Chickenpox is a viral illness. The chickenpox virus is also called varicella virus or varicella zoster virus. It is the same virus that can cause shingles.
Children with chickenpox often have a fever, headache, runny nose, a cough and feel very tired. The rash starts after 1-2 days on the chest and back, and spreads to the face, scalp, arms and legs. The rash can develop all over the body, inside the ears, on the eyelids, inside the nose and even within the vagina. The rash continues to spread for three or four days. It is usually very itchy.

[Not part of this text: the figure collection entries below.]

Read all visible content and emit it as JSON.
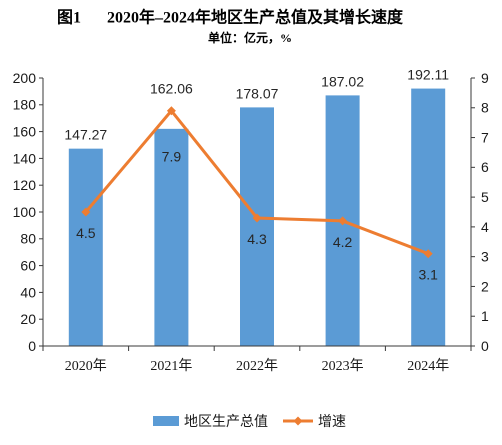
{
  "chart_data": {
    "type": "bar",
    "figure_label": "图1",
    "title": "2020年–2024年地区生产总值及其增长速度",
    "subtitle": "单位：亿元，%",
    "categories": [
      "2020年",
      "2021年",
      "2022年",
      "2023年",
      "2024年"
    ],
    "series": [
      {
        "name": "地区生产总值",
        "type": "bar",
        "axis": "left",
        "color": "#5B9BD5",
        "values": [
          147.27,
          162.06,
          178.07,
          187.02,
          192.11
        ]
      },
      {
        "name": "增速",
        "type": "line",
        "axis": "right",
        "marker": "diamond",
        "color": "#ED7D31",
        "values": [
          4.5,
          7.9,
          4.3,
          4.2,
          3.1
        ]
      }
    ],
    "ylim": [
      0,
      200
    ],
    "yticks": [
      0,
      20,
      40,
      60,
      80,
      100,
      120,
      140,
      160,
      180,
      200
    ],
    "y2lim": [
      0,
      9
    ],
    "y2ticks": [
      0,
      1,
      2,
      3,
      4,
      5,
      6,
      7,
      8,
      9
    ],
    "grid": false,
    "legend": "bottom",
    "data_labels": true
  }
}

Within a few hours after each spot appears, a blister forms. It may appear full of yellow fluid. After a day or so, the fluid turns cloudy. These spots are easily broken and form a scab. The spots heal at different stages, some faster than others, so your child may have the rash in several different stages at once.
Some children breeze through chickenpox with just a few spots. Others have a terrible time with hundreds of itchy spots. In families with several children, the illness can last for several weeks within the family if other family members become infected.
A child is susceptible to chickenpox if they have never been immunised against it, or have never had chickenpox.
A parent often doesn't know their child has been exposed to chickenpox. Some susceptible children (children who have not been immunised or who have not had chicken pox in the past) can come into contact with chickenpox and yet show no signs of having caught it. But the general rule is that chickenpox will show up about 10 to 21 days after your child has contact with an infectious person if he or she is susceptible to infection.
Chickenpox is a highly contagious, common childhood disease. A susceptible child can catch chickenpox if they have been in the same room for a period of time with a person with chicken pox or playing with another child with chickenpox. They can also catch it if they have been in contact with some item that has live chicken pox virus still on it e.g. the inside surface of clothing worn by someone who has chickenpox. A child is infectious from two days before the rash appears and stays infectious until all the blisters form scabs and are dry. Generally, this takes 5 - 7 days. Children must stay away from day-care or school while they are infectious. Once all the spots have formed scabs, the person is no longer infectious. Your child may go back to school as long as the spots are all scabbed over and dry.
Chickenpox is most common in children between the ages of 2 years and 10 years. If one child in your household gets it, it is almost certain that any others who have never had chickenpox or been immunised will get it next. Some children catch chicken pox but do not develop a rash.
- Most children do not need any treatment for chickenpox.
- For fever or pain, give your child Paracetamol. Never give your child aspirin, which can be dangerous for children with chickenpox.
- Chickenpox can be prevented by immunisation.
- Do not use Calamine lotion as it dries the skin. This makes the spots more itchy, and your child will want to scratch them even more.
Secondary bacterial infection of the spots can be caused by your child scratching, which can lead to scars.
To help prevent scarring from the spots:
- Dress your child in lightweight pyjamas or clothing.
Clip your child's fingernails as closely as you can.
Try putting mittens on the hands of very young children.
Change your child's clothes and bed sheets daily.
Apply a soothing lotion such as Sorbolene lotion.
If your child is fidgety and wants to scratch the spots, your doctor may suggest an anti-itch medicine.
- Most cases of chickenpox are mild and children get better completely.
- Scarring can happen if your child scratches the spots and they get infected.
- For fever or pain, give your child paracetamol, not aspirin (make sure the dose of medication is recommended the packaging, by your child's doctor or pharmacist).
Your child needs to see a doctor if thy have a very high fever or are very ill, particularly if they become very drowsy, or are breathing fast or vomiting a lot.